21. Ceritaku dan Ceritamu

21 2 0
                                    

Andra keluar dari lift. Pemuda itu melangkah menuju apartemennya. Di depan pintu apartemen, ia melihat Pak Yudha berdiri dengan sesuatu di tangan. Andra menghentikan langkah, berniat untuk membalikkan tubuh. Sayangnya, sebuah panggilan dari Pak Yudha menghentikannya.

“Andra, tunggu!” teriak Pak Yudha sembari menghampiri Andra.

Andra mengepalkan tangan. Hatinya seperti dicabik-cabik. Segala hal yang tak ingin ia ingat seolah berputar di kepala.

“Andra, kamu belum makan, 'kan?” tanya Pak Yudha dengan tersenyum ramah.

Sungguh Andra benci senyuman ramah kakak dari ayahnya itu. Senyuman itu seolah dijadikan topeng untuk menutupi kesalahannya di masa lalu.

“Aku udah makan,” tolak Andra.

“Kalo gitu, kamu bisa makan ini—”

Pak Yudha belum sempat menyelesaikan perkataannya, tapi tiba-tiba Andra merebut kantong plastik di tangan dan menginjaknya kasar. Dengan air mata yang mengalir, pemuda itu seolah meluapkan rasa bencinya pada kantong plastik berisi makanan itu.

“Kamu mau seperhatian apapun sama aku, nggak akan ada yang berubah! Sejak awal, kekacauan ini karena ulah kamu! Kalo aja kamu nggak jadi pengecut, mungkin aku nggak akan pernah ada dan jadi beban orang tuaku!” teriak Andra, meluapkan emosinya.

Pak Yudha terdiam. Apa yang Andra katakan memang benar. Kekacauan yang ada di keluarga Bharata memang akibat ulahnya. Jika saja 18 tahun lalu ia tak jadi pengecut, mungkin ceritanya akan berbeda.

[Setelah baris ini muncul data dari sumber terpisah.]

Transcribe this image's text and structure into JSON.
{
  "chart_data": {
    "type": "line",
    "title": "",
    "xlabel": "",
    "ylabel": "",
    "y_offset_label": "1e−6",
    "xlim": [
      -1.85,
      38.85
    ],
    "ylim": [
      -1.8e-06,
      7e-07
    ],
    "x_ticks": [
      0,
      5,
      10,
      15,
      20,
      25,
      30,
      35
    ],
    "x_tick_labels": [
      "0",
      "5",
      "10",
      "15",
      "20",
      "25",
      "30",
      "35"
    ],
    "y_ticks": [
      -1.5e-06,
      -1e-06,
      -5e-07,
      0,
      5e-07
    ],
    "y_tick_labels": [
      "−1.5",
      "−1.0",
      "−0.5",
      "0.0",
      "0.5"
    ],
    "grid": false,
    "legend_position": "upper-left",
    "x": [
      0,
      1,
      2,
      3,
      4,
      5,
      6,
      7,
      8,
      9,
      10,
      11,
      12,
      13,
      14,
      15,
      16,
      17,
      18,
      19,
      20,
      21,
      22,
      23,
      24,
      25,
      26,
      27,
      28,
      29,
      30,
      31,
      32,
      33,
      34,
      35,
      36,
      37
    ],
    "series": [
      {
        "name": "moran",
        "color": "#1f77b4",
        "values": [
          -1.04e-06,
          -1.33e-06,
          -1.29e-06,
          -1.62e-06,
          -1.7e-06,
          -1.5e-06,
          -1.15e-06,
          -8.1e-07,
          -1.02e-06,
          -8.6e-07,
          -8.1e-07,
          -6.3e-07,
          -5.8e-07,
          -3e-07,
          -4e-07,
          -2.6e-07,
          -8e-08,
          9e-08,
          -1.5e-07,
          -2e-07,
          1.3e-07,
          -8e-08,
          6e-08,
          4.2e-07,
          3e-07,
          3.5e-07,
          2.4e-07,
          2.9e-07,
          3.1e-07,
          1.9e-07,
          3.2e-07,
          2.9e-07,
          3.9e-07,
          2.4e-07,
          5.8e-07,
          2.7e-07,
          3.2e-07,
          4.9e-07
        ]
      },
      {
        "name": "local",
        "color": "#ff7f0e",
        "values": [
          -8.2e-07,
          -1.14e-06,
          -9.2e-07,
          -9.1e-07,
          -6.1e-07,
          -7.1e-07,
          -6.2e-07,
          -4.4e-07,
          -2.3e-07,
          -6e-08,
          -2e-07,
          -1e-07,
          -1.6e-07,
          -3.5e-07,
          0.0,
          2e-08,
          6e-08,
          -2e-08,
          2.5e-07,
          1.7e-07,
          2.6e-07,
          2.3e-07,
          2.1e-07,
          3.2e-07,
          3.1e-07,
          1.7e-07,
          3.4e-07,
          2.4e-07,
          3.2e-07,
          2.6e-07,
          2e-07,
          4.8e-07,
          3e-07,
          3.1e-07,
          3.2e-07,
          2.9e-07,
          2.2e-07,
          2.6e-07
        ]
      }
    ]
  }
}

Andra melangkah menuju apartemennya. Tubuhnya gemetar dan berkeringat dingin. Ia begitu membenci dan menyesali hidupnya. Bahkan jika boleh jujur, sebenarnya Andra ingin mengakhiri segalanya.

Andra memasuki apartemen dan menutup pintu dengan keras. Tubuhnya merosot di lantai dengan terisak. Selepas kepergian sang kakek, Andra seolah tak memiliki sandaran. Sang ayah terlalu sibuk mengurus pekerjaan dan keluarga barunya. Hanya Pak Yudha yang seolah berusaha menggantikan peran sang kakek.

***

Deburan ombak dan angin kencang pantai menemani Andra. Dinginnya udara seolah tak membuat pemuda berahang tajam itu ingin beranjak dari tempatnya. Di bawah langit dan sinar rembulan, Andra memandang hamparan pantai yang luas. Pantai saja seluas itu. Berarti, dunia ini ribuan kali lebih luas. Sayangnya, di dunia yang begitu luas, Andra merasa sendiri dan tak memiliki siapa-siapa.

“Kenapa gue dilahirin kalo cuma buat nanggung beban ini?” teriak seseorang yang berada tak jauh dari tempat Andra duduk.

Mendengar suara teriakan tersebut, Andra menoleh ke sumber suara itu berasal. Dalam gelapnya malam, netra Andra melihat sosok yang tak asing.

“Jill?” gumam Andra.

Andra bangkit dari duduknya. Ia melangkah menghampiri Jill yang sepertinya tengah mengalami hal yang sama dengannya.

“Andra? Lo ngapain di sini?” tanya Jill saat melihat Andra.

Andra tak menjawab pertanyaan Jill. Ia malah mengeluarkan beberapa batu kecil dari kantong celananya. Kemudian, menyodorkan benda tersebut pada Jill. “Nih buat lo!” ucapnya.

Jill menerima batu pemberian Andra. Dengan semangat, gadis itu melempar batu-batu itu ke pantai. Dengan terisak pelan, Jill seolah membuang masalahnya bersamaan dengan dilemparnya batu-batu tersebut.

“Kalo lo ada masalah dan pengen cerita, lo bisa cerita ke gue.” Andra memandang Jill lekat, seolah memahami perasaan gadis 18 tahun itu.

Sebuah perkataan yang biasa, namun terdengar hangat di telinga Jill. Andra adalah orang pertama yang menawarkan diri untuk menjadi pendengar ceritanya. Andra juga menjadi orang pertama yang mengetahui sisi rapuhnya.